I traced the deck outline onto a piece of Bristol board long enough to cover the hatch area, and marked the centre line and the deck beam positions on it. Then I got out my trusty Captain and Mate, two Playmobil figures, and started moving them around on the deck template to get the layout started.

The Wheelhouse Design Team

A comfortable width of main deck between the gunwales and the superstructure is 40 mm, so the first line in place was the superstructure outside. At the forward deck beam line that left 136 mm of beam for the cabin structure, so I sent the two officers up into the wheelhouse to check the sizing. The Mate has the conn, and the Captain is standing at the Chart table, facing astern. That size of wheelhouse is going to be big enough! I was assuming that the front of the Wheelhouse was going to be aligned with the front of the deckhouse below, and that the upper deck would be just 30 mm wide outside the wheelhouse, tolerable for the crews’ shoulders and hips, hands tucked in or on the railing. That leaves the upper deck 10 mm inside the gunwale. The front of the upper deck and of the wheelhouse are radiused to meet the curve of the sides.

Behind the wheelhouse is supposed to be the Captain’s cabin. On the real tug Master a single outside door leads to a Captain’s cabin and a Mate’s, but the Master is 10 feet longer than the scale of this model, so I planned to shorten that to just the Captain’s cabin, the Mate is going to have to sling his hammock hook somewhere else.
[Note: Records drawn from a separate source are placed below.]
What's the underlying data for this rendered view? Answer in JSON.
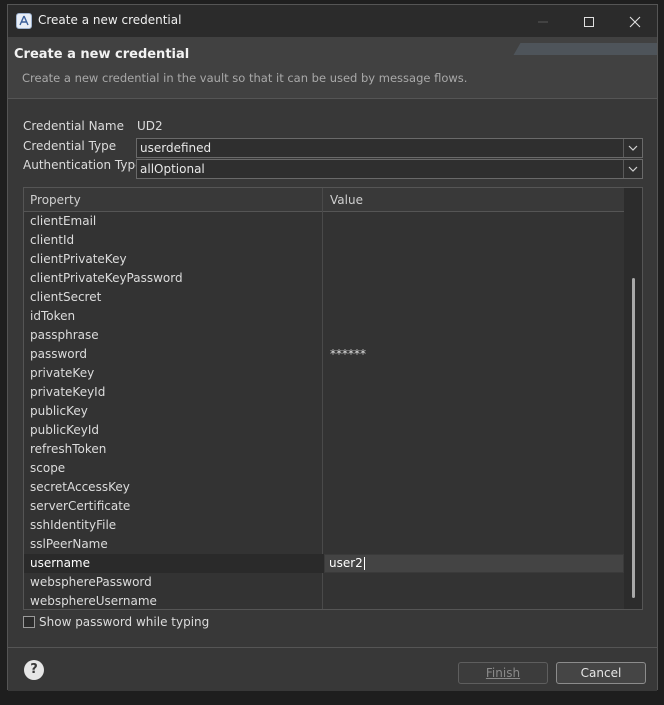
{
  "window": {
    "title": "Create a new credential"
  },
  "header": {
    "title": "Create a new credential",
    "description": "Create a new credential in the vault so that it can be used by message flows."
  },
  "form": {
    "name_label": "Credential Name",
    "name_value": "UD2",
    "type_label": "Credential Type",
    "type_value": "userdefined",
    "auth_label": "Authentication Type",
    "auth_value": "allOptional"
  },
  "table": {
    "headers": [
      "Property",
      "Value"
    ],
    "rows": [
      {
        "property": "clientEmail",
        "value": ""
      },
      {
        "property": "clientId",
        "value": ""
      },
      {
        "property": "clientPrivateKey",
        "value": ""
      },
      {
        "property": "clientPrivateKeyPassword",
        "value": ""
      },
      {
        "property": "clientSecret",
        "value": ""
      },
      {
        "property": "idToken",
        "value": ""
      },
      {
        "property": "passphrase",
        "value": ""
      },
      {
        "property": "password",
        "value": "******"
      },
      {
        "property": "privateKey",
        "value": ""
      },
      {
        "property": "privateKeyId",
        "value": ""
      },
      {
        "property": "publicKey",
        "value": ""
      },
      {
        "property": "publicKeyId",
        "value": ""
      },
      {
        "property": "refreshToken",
        "value": ""
      },
      {
        "property": "scope",
        "value": ""
      },
      {
        "property": "secretAccessKey",
        "value": ""
      },
      {
        "property": "serverCertificate",
        "value": ""
      },
      {
        "property": "sshIdentityFile",
        "value": ""
      },
      {
        "property": "sslPeerName",
        "value": ""
      },
      {
        "property": "username",
        "value": "user2"
      },
      {
        "property": "webspherePassword",
        "value": ""
      },
      {
        "property": "websphereUsername",
        "value": ""
      }
    ],
    "selected_row": 18
  },
  "options": {
    "show_password_label": "Show password while typing",
    "show_password_checked": false
  },
  "footer": {
    "finish_label": "Finish",
    "cancel_label": "Cancel"
  },
  "icons": [
    "app-icon",
    "minimize-icon",
    "maximize-icon",
    "close-icon",
    "chevron-down-icon",
    "help-icon",
    "checkbox-icon"
  ],
  "colors": {
    "window_bg": "#383838",
    "header_bg": "#414141",
    "table_bg": "#333333",
    "text": "#dcdcdc"
  }
}
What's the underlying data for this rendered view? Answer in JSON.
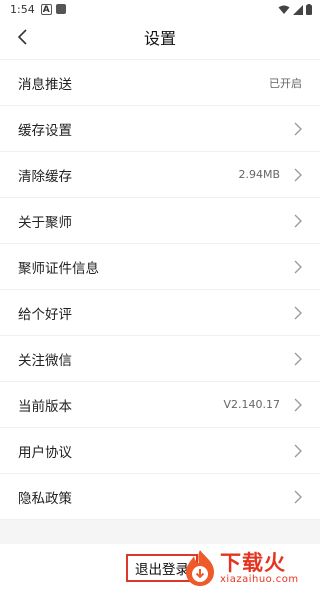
{
  "status_bar": {
    "time": "1:54"
  },
  "header": {
    "title": "设置"
  },
  "settings": [
    {
      "label": "消息推送",
      "value": "已开启"
    },
    {
      "label": "缓存设置"
    },
    {
      "label": "清除缓存",
      "value": "2.94MB"
    },
    {
      "label": "关于聚师"
    },
    {
      "label": "聚师证件信息"
    },
    {
      "label": "给个好评"
    },
    {
      "label": "关注微信"
    },
    {
      "label": "当前版本",
      "value": "V2.140.17"
    },
    {
      "label": "用户协议"
    },
    {
      "label": "隐私政策"
    }
  ],
  "logout_label": "退出登录",
  "watermark": {
    "cn": "下载火",
    "en": "xiazaihuo.com"
  },
  "colors": {
    "accent": "#e6331f",
    "border": "#d9382b",
    "divider": "#efefef"
  }
}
Well, now I had to start thinking about the superstructure height, so I got another piece of Bristol board, and drew onto it the sheer line at the gunwales. I started drawing in minimum headroom for the crew to get the level of the upper deck and then the wheelhouse roof. Things started to get more complicated.

First Pass at the superstructure.

In the wheelhouse, the floor should be level. If it follows the sheer line, it’s going to be a lot more tiring to stand a watch. So for the wheelhouse roof, you need to juggle the minimum necessary height above a level floor at the rear, with the roof rising towards the bow with the sheerline, to a more generous clearance at the front. First attempt to get the idea is shown above. There’s 6 feet of fore and aft space, (at scale) behind the wheelhouse for the Captain’s cabin. But it’s highly desirable that the wheelhouse should have rear windows at a reasonable line of sight from the steering position, so the cabin roof should be dropped a foot from the wheelhouse roof to make room for them.

Mark Two

How’s it going to look with a funnel?

Better

Better, but not right yet! I had fixed on the idea that the wheelhouse front was directly above the the deckhouse front from looking at the photos of the Swell, but looking at the Master, the wheelhouse is set back from the deckhouse.

Mark 4

Getting there, but not enough, I’m going to have to work out the mast, rethink the headroom…….

Looks like at least another $1.99 plus tax on Bristol board to come! So it goes.